Department of Psychological and Brain Sciences, Washington University, St. Louis, MO, USA.
Neurosciences Institute at Intermountain Medical Center, Murray, UT, USA.
J Int Neuropsychol Soc. 2024 Mar;30(3):232-243. doi: 10.1017/S1355617723000528. Epub 2023 Aug 29.
Preclinical Alzheimer disease (AD) has been associated with subtle changes in memory, attention, and spatial navigation abilities. The current study examined whether self- and informant-reported domain-specific cognitive changes are sensitive to AD-associated biomarkers.
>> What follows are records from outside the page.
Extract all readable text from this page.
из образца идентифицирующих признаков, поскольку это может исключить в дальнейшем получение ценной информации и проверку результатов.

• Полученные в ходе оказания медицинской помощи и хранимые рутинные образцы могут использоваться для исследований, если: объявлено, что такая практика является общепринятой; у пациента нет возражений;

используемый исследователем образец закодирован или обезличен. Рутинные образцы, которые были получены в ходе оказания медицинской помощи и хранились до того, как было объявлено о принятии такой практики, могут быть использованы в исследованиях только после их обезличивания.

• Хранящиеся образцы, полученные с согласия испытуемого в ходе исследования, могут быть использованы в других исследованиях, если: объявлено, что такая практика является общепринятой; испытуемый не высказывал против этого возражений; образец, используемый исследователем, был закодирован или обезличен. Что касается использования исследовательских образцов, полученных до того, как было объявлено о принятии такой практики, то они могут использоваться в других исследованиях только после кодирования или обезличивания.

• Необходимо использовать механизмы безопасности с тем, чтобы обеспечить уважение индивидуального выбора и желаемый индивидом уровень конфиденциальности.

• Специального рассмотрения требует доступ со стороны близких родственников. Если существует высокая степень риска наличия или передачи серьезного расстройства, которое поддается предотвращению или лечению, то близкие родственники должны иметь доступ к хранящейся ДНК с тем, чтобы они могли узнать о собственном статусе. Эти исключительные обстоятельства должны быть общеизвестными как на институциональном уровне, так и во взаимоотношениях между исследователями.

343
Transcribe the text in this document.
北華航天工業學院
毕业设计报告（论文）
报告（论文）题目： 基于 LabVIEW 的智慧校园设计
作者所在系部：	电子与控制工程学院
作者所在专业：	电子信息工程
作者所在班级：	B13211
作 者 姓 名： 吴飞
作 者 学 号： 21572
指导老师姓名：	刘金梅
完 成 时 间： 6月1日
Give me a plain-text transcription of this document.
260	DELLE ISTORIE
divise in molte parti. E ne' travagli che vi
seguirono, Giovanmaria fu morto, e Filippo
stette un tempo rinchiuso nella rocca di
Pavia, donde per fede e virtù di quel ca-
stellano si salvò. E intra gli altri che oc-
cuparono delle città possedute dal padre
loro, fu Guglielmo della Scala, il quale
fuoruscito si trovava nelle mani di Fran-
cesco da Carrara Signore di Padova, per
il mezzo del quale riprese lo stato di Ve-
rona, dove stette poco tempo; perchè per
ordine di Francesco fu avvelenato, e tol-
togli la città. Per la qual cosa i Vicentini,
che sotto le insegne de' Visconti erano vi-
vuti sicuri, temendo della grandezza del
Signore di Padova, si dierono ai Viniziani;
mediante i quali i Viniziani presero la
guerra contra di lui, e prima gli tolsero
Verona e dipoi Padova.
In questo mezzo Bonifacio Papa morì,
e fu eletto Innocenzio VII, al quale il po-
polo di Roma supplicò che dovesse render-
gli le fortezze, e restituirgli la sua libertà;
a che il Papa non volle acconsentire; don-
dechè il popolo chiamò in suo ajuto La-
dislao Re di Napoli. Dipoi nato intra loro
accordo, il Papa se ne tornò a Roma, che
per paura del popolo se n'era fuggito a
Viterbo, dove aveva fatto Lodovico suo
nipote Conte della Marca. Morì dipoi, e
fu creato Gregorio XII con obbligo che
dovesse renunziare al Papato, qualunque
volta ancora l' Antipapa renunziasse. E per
Clinically normal adults aged 56-93 and their informants completed the memory, divided attention, and visuospatial abilities (which assesses spatial navigation) subsections of the Everyday Cognition Scale (ECog). Reliability and validity of these subsections were examined using Cronbach's alpha and confirmatory factor analysis. Logistic regression was used to examine the ability of ECog subsections to predict AD-related biomarkers (cerebrospinal fluid (CSF) ptau/Aβ ratio ( = 371) or hippocampal volume ( = 313)). Hierarchical logistic regression was used to examine whether the self-reported subsections continued to predict biomarkers when controlling for depressive symptomatology if available ( = 197). Additionally, logistic regression was used to examine the ability of neuropsychological composites assessing the same or similar cognitive domains as the subsections (memory, executive function, and visuospatial abilities) to predict biomarkers to allow for comparison of the predictive ability of subjective and objective measures.
All subsections demonstrated appropriate reliability and validity. Self-reported memory (with outliers removed) was the only significant predictor of AD biomarker positivity (i.e., CSF ptau/Aβ ratio; = .018) but was not significant when examined in the subsample with depressive symptomatology available ( = .517). Self-reported memory (with outliers removed) was a significant predictor of CSF ptau/Aβ ratio biomarker positivity when the objective memory composite was included in the model.
ECog subsections were not robust predictors of AD biomarker positivity.
临床前阿尔茨海默病(AD)与记忆、注意力和空间导航能力的细微变化有关。本研究旨在探讨自我报告和知情人报告的特定认知领域的变化是否对 AD 相关生物标志物敏感。
临床正常的 56-93 岁成年人及其知情人完成了日常生活认知量表(ECog)的记忆、分散注意力和视空间能力(评估空间导航)的亚部分。使用 Cronbach's alpha 和验证性因子分析来检查这些亚部分的可靠性和有效性。逻辑回归用于检查 ECog 亚部分预测 AD 相关生物标志物(脑脊液(CSF)ptau/Aβ 比值(=371)或海马体积(=313))的能力。分层逻辑回归用于检查如果有抑郁症状(=197),自我报告的亚部分是否在控制抑郁症状后继续预测生物标志物。此外,逻辑回归用于检查与亚部分评估相同或相似认知领域的神经心理学综合测试(记忆、执行功能和视空间能力)预测生物标志物的能力,以比较主观和客观测量的预测能力。
所有亚部分均表现出适当的可靠性和有效性。自我报告的记忆(去除异常值)是 AD 生物标志物阳性的唯一显著预测因子(即 CSF ptau/Aβ 比值;=0.018),但在有抑郁症状的亚样本中不显著(=0.517)。当将客观记忆综合纳入模型时,自我报告的记忆(去除异常值)是 CSF ptau/Aβ 比值生物标志物阳性的显著预测因子。
ECog 亚部分不是 AD 生物标志物阳性的有力预测因子。